Akıllı şöyle der: Bu yalandır ama halk yalansız
yaşayamadığına göre, onu kökünden yok etmek mümkün
değildir, bırakın şimdilik var olsun. Dahi şöyle der: Bu
yalandır, dolayısıyla var olmamalıdır.
Kendini satan Bayan N herkese şöyle der: Seni herkesten
farklı olduğun için seviyorum.
Böceklerde tırtıldan kelebek çıkar, insanlarda tam tersi:
kelebekten tırtıl.
Evdeki köpekler onları seven, okşayan sahiplerine değil,
onları döven aşçı kadınlara bağlıdır.
Tabloda bir tarla bir akağaç. Tablonun altındaki imza:
Yalnızlık.
Çocuk sahibi olduktan sonra bütün kötü yönlerimizi,
örneğin dolandırıcılık, küçük burjuva alışkanlıklarına şöyle
mazeret buluruz: Efendim, çocuklar için yapıyorum.
Sana inanırlar, yalan söylemiş olsan bile, yeter ki otoriter
bir biçimde söyle.
Eğer yalnızlıktan korkuyorsanız, evlenmeyin.
Hayat büyük, devasa görünüyor, oysa küçücük, avuç içi
kadar yerde oturuyorsun.
80 yaşında ihtiyar, 60 yaşındaki adama: Ayıp, ayıp,
delikanlı!
Akıllı öğrenmekten hoşlanır, ahmak öğretmekten.
Bir insan ne zaman iyi olabilir? Siz ona nasıl olduğunu
gösterdiğiniz zaman.
Bakın sayın hakim, benim köpeğime köpoğluköpek dedi,
şikayetçiyim.
Kar yağıyordu, ama kan dökülmüş yerlere tanecikler
düşmüyordu.
Susadığın zaman, sana öyle geliyor ki koskoca denizi
içebilirsin buna inanç denir, ama suyu içmeye başladığında
iki bardaktan fazlasını içemezsin buna da bilim denir.
Yıldızlar çoktan sönmüşler ama kalabalık için hala
parlıyorlar.
Hekimi 'davet' edeler, sağlık memurunu 'çağırırlar'.

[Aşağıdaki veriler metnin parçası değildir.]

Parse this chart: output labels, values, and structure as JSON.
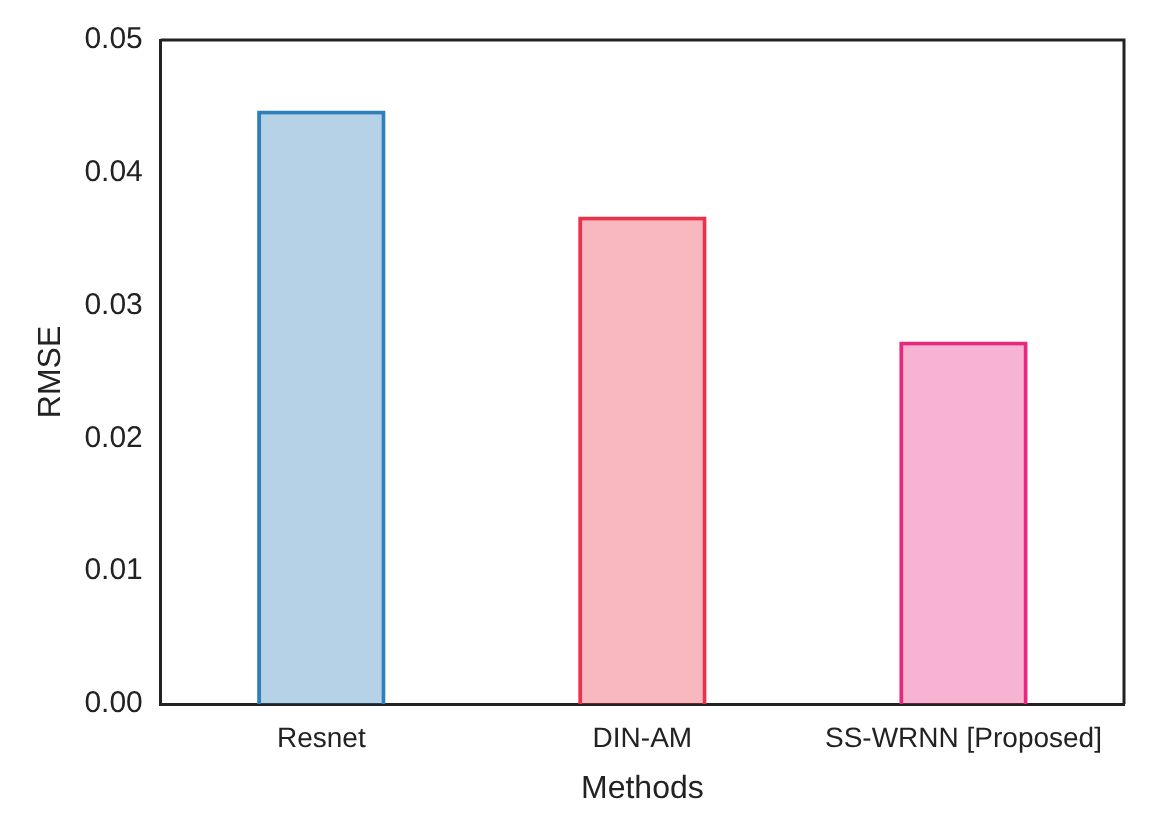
{
  "chart_data": {
    "type": "bar",
    "xlabel": "Methods",
    "ylabel": "RMSE",
    "categories": [
      "Resnet",
      "DIN-AM",
      "SS-WRNN [Proposed]"
    ],
    "values": [
      0.0447,
      0.0367,
      0.0273
    ],
    "colors": [
      "#2f7fb8",
      "#e8344a",
      "#e8287e"
    ],
    "ylim": [
      0,
      0.05
    ],
    "yticks": [
      {
        "value": 0,
        "label": "0.00"
      },
      {
        "value": 0.01,
        "label": "0.01"
      },
      {
        "value": 0.02,
        "label": "0.02"
      },
      {
        "value": 0.03,
        "label": "0.03"
      },
      {
        "value": 0.04,
        "label": "0.04"
      },
      {
        "value": 0.05,
        "label": "0.05"
      }
    ],
    "grid": false,
    "legend": false
  }
}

Dozunda libaralizm: Köpeğin özgürlüğe ihtiyacı var ama
ne de olsa onu zincire vurmak gerekir.
Kadın ve erkek arasındaki fark: Kadın yaşlanınca, gittikçe
kadınsı işlere veriyor kendini, erkek ise kadın işlerinden
uzaklaşıyor.
Tıp, nihaklı karım, edebiyat sevgilimdir.
Pis karasinek koskoca duvarı pisleyebilir fakat bir küçük
pis olay bütün işi bozabilir.
Sanatın zevkini tatmayan için başka zevk yok, olamaz.

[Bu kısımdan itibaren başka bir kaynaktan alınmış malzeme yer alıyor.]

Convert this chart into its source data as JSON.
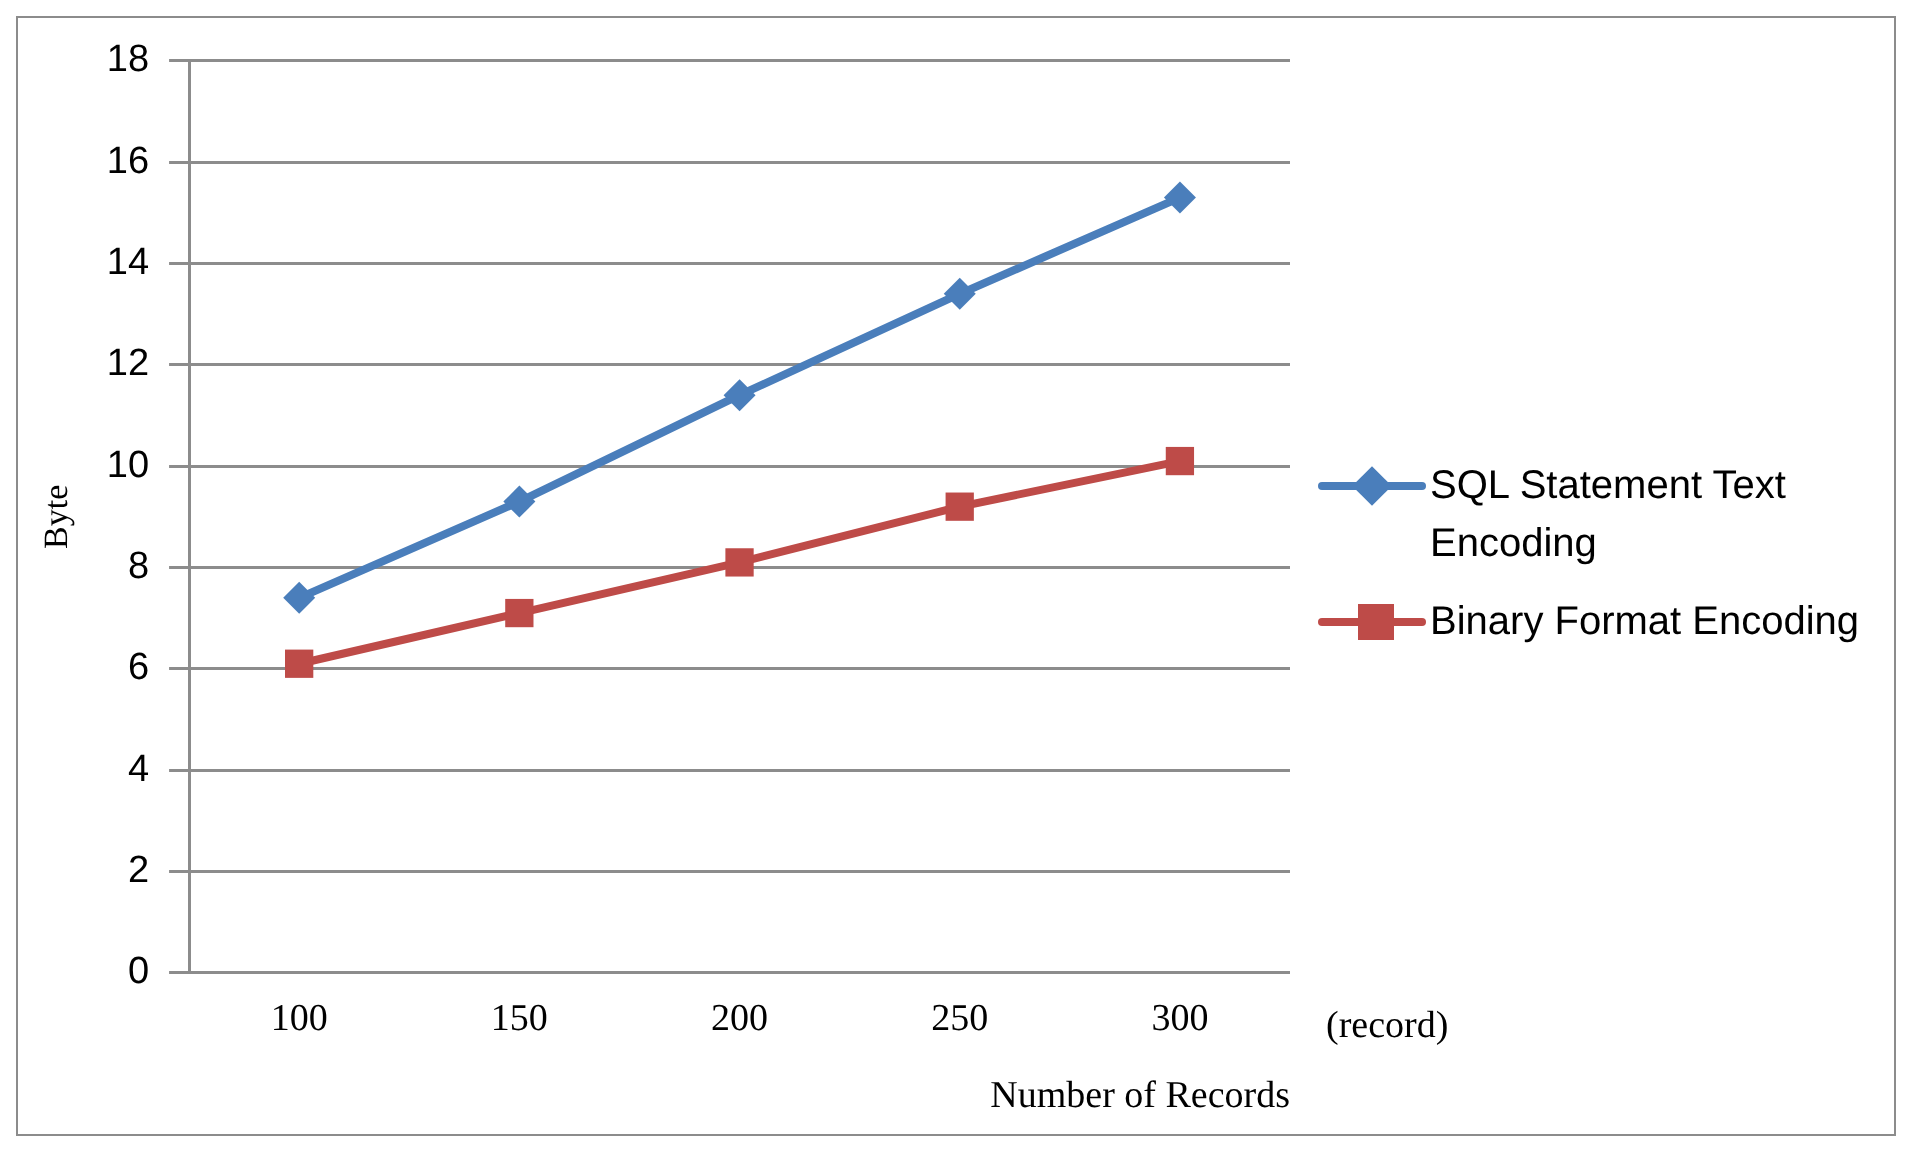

Aldırmazlık ruhun felci, zamansız ölümüdür.
Yoldan çıkmış ahlaksız kanarya, ağırbaşlı kurttan daha
iyidir.
Kadının göğsü, çocuk için büfedir.
Şarap ve müzik benim en güzel tirbüşonum olmuştur.

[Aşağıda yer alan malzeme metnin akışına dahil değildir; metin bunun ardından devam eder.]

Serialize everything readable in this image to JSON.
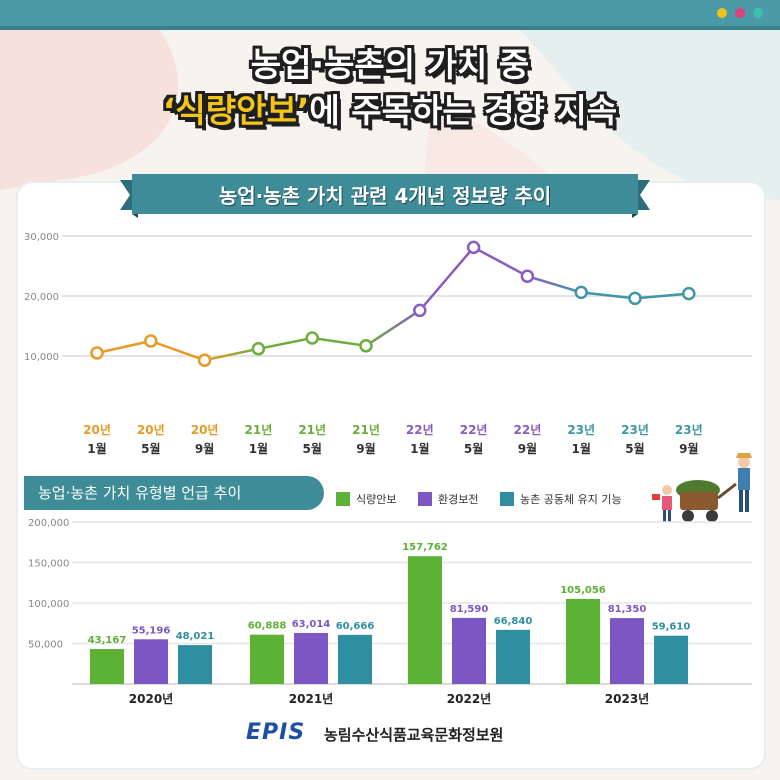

Eğer Tanrınız yoksa, yaşamanın hiçbir anlamı yok, yok
olun daha iyi.
Ahmakların elinden ölmek, onlardan övgü işitmekten daha
iyidir.
Dolap yüz yıldır bu dairede duruyor, bunu belgeler
kanıtlıyor, memurlar ciddi ciddi dolabın jübilesini
kutluyorlar. (Vişne Bahçesi'ni düşünün)
Başarı bu adamcağızı diliyle yalamış.
Evlendikten sonra ben de kadın oldum.
Madem hekimim o zaman hasta ve hastahaneye ihtiyacım
var.
Aktrislerin hamile kaldığına çok seviniyor, erkek
oyuncuların bunu yaşayamadıklarına üzülüyorum.